Symbolically, the Hebrew calendar shows we are right “between the straits” – the three weeks of trouble and distress that struck the people of Israel leading up to the ruin of the Temple. And just as people in the kingdom of Judea were indifferent to their collective fate, the Israeli people of 2018 are mostly concerned with their narrow interests.
Yet things seem to be different in 2018. Israel holds the reputation of being one of the world’s strongest countries – both militarily, diplomatically, and economically. But our temporary success hinges on a worrisome reality: the hostile countries around us have yet to unite and join hands in an effort to destroy us.
Sure, we are a nation that doesn’t like listening to worrying reflections about ourselves.

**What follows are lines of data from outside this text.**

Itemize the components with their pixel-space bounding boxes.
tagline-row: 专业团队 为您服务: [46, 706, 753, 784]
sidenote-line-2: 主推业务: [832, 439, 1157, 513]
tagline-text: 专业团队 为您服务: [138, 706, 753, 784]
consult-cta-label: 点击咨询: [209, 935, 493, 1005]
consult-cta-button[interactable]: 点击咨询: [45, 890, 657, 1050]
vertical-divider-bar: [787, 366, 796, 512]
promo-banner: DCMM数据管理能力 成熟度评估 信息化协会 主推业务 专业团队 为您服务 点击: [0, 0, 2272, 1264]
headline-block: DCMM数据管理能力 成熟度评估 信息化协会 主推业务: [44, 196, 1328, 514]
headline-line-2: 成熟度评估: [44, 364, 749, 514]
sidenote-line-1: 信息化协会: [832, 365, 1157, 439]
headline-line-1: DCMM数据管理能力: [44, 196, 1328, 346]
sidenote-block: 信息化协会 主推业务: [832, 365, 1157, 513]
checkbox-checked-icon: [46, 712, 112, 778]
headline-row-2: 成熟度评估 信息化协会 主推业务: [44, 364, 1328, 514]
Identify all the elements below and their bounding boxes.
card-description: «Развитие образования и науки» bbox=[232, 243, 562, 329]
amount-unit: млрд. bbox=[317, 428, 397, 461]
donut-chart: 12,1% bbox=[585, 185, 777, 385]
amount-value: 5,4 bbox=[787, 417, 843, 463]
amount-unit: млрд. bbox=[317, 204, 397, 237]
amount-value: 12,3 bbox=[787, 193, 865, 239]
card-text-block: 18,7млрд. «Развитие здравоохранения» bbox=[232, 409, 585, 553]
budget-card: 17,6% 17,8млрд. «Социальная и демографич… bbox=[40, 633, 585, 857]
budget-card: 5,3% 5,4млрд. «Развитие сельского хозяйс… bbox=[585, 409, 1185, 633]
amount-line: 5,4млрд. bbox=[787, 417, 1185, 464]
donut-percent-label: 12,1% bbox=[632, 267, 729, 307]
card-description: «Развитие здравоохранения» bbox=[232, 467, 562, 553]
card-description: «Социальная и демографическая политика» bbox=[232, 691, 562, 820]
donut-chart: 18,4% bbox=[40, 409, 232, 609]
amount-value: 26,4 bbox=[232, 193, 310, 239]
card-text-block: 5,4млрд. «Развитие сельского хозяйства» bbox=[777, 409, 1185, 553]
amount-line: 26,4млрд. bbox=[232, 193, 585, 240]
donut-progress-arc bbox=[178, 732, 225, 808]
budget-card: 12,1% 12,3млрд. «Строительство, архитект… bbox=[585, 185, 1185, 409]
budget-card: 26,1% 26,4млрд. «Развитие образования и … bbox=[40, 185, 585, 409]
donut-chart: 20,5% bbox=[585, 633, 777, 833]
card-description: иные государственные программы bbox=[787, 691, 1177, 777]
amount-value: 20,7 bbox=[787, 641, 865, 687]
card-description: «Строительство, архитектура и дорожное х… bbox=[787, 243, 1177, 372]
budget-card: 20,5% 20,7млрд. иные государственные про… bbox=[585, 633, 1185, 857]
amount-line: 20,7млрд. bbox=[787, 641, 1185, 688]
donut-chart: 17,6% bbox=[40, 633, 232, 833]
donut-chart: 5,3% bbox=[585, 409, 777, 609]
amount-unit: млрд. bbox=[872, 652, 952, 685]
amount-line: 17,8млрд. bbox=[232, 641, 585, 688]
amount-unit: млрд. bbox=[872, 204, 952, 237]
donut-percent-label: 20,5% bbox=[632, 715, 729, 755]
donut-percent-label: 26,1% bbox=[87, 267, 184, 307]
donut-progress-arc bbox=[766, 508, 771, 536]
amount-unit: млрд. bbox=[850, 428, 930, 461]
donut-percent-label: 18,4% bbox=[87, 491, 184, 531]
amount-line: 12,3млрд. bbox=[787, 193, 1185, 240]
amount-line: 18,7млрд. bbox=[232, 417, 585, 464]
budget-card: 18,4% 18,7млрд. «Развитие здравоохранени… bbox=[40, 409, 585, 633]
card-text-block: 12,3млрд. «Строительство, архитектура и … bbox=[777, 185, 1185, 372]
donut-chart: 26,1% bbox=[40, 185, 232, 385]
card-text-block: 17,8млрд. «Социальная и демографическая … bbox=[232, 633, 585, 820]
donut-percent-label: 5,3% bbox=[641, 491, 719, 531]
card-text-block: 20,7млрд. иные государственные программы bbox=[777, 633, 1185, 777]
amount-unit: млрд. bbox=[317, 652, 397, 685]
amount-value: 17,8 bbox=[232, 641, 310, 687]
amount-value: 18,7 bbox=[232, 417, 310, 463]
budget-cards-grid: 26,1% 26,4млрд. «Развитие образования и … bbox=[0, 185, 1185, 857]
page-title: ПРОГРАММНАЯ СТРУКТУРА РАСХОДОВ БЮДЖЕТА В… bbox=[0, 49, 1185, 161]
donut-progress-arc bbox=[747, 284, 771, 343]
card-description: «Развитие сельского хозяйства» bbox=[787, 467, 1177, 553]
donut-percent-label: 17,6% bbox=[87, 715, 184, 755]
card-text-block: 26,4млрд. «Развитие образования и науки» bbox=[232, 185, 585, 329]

But we are also “a stiff-necked people.” We latch onto what we have got, oblivious to lessons we have already learnt from the tougher times of our history. We are indifferent to our indifference.
The boys trapped in a cave in Thailand worry us far more than putting out the fires a few meters away from us, and this indicates that something in the Israeli nationhood is completely out of whack. We can’t see the main reason for concern, right under our noses.
“The poor of your city come first,” says the Torah. Our main concern should be those close to us, from north to south. And our elected officials should start fixing the country, instead of putting all their efforts in trying to “fix” each other.
Rather than waiting for the next trouble to come down from the skies or from under the ground, we must begin to recognize our collective fate by seeing all these blows as clarions. Every blow tells us to further tighten our bonds, raise our concern for each other, and begin to live by the crux of our nationhood, being “as one man in one heart.”
According to the wisdom of Kabbalah, rebuilding the Temple is not about laying bricks and erecting walls. It’s about building a solid connection between our hearts. That is what we need to build both for ourselves and the world. We have to demonstrate a new level of mutual care and human bonding that will ultimately spread “light unto the nations,” but it has to start right here, between us.